Dominic is my daughter’s boyfriend and the good news is I like him. The not-so-good news is that he got pulled over in Wyoming by highway cops and endured what appears to be a case of profiling.
When he called me to tell me what happened his frustration came through loud and clear.
It all went down on a cross-country trip home from California in his maroon Subaru Impreza with Vermont plates. Suddenly, the Highway Patrol was behind on his tail. One squad car pulled him over. Another came along to assist.
Later, an officer acknowledged he was going just 3 miles over the limit. So Dom didn’t get stopped for speeding; he got stopped for being out-of-state on a thoroughfare where police are looking for drug traffickers.

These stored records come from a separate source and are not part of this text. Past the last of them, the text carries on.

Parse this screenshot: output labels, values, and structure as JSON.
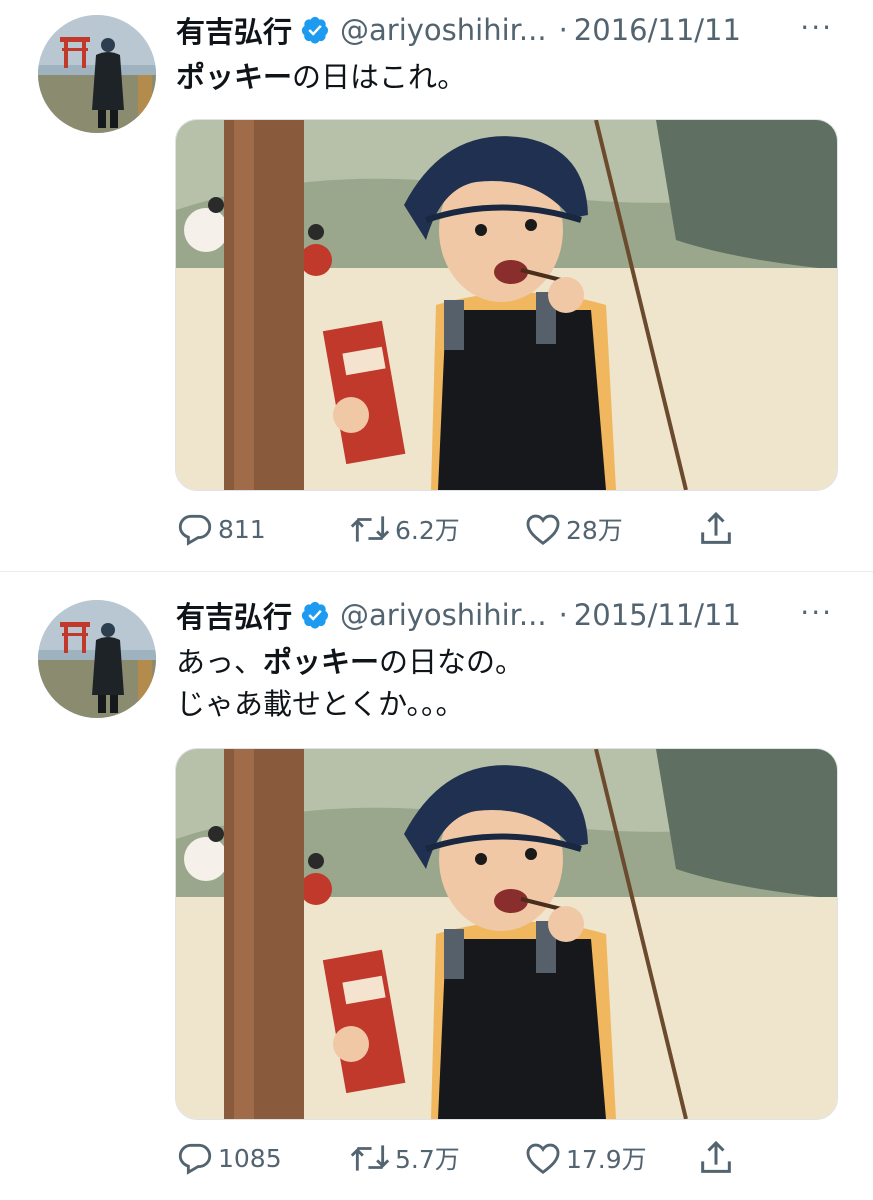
{
  "tweets": [
    {
      "name": "有吉弘行",
      "handle": "@ariyoshihir...",
      "dot": "·",
      "date": "2016/11/11",
      "text_bold": "ポッキー",
      "text_rest": "の日はこれ。",
      "replies": "811",
      "retweets": "6.2万",
      "likes": "28万"
    },
    {
      "name": "有吉弘行",
      "handle": "@ariyoshihir...",
      "dot": "·",
      "date": "2015/11/11",
      "text_pre": "あっ、",
      "text_bold": "ポッキー",
      "text_rest": "の日なの。",
      "text_line2": "じゃあ載せとくか。。。",
      "replies": "1085",
      "retweets": "5.7万",
      "likes": "17.9万"
    }
  ],
  "more_label": "···",
  "colors": {
    "verified": "#1d9bf0",
    "muted": "#536471",
    "text": "#0f1419"
  },
  "icons": [
    "verified-badge-icon",
    "reply-icon",
    "retweet-icon",
    "like-icon",
    "share-icon",
    "more-icon"
  ]
}
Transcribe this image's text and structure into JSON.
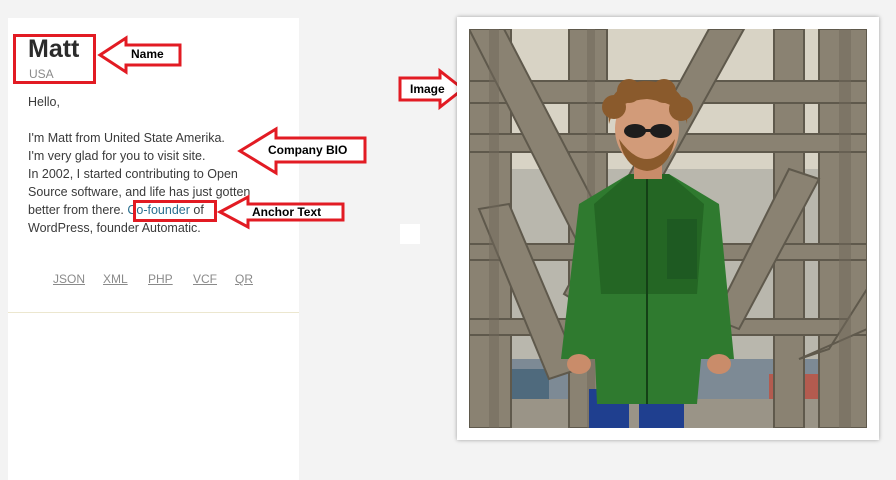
{
  "profile": {
    "name": "Matt",
    "country": "USA",
    "bio": {
      "greeting": "Hello,",
      "lines": [
        "I'm Matt from United State Amerika.",
        "I'm very glad for you to visit site.",
        "In 2002, I started contributing to Open",
        "Source software, and life has just gotten"
      ],
      "line_before_link": "better from there.",
      "link_text": "Co-founder",
      "line_after_link": "of",
      "last_line": "WordPress, founder Automatic."
    },
    "links": [
      "JSON",
      "XML",
      "PHP",
      "VCF",
      "QR"
    ]
  },
  "annotations": {
    "name_label": "Name",
    "bio_label": "Company BIO",
    "anchor_label": "Anchor Text",
    "image_label": "Image",
    "color": "#e21b23"
  },
  "photo": {
    "icon": "person-photo"
  }
}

Things probably got worse when they looked at him. Dom has a lot of tattoos – and it wasn’t long before they asked him to step out of the car, saying “This will go faster if you just tell us where the drugs are.”
Dom explained he wasn’t carrying anything of the kind, but he agreed to let them search while he waited in a police vehicle. Adding to his anxiety, he was bringing back two cats, both in the backseat.
For an hour, police searched the car. And when they found nothing, they told him they were just doing their jobs but added they were also still sure he was carrying drugs and they just couldn’t find them – to which Dom sarcastically replied “Protect and Serve.”
To me, Dominic admitted that he felt violated, unable to do much but wait until it was over. And he wondered how much worse things might have gotten if he were also a person of color.
Sometimes we face tough choices that can leave us feeling awful, both about the ordeal itself, or even the part we played in it.
Any one of us would feel vulnerable in a situation like this. Any one of us would experience lingering anger and resentment, and I give Dominic credit for keeping his composure – and finding the way to bring himself – and his two cats – safely back to Vermont.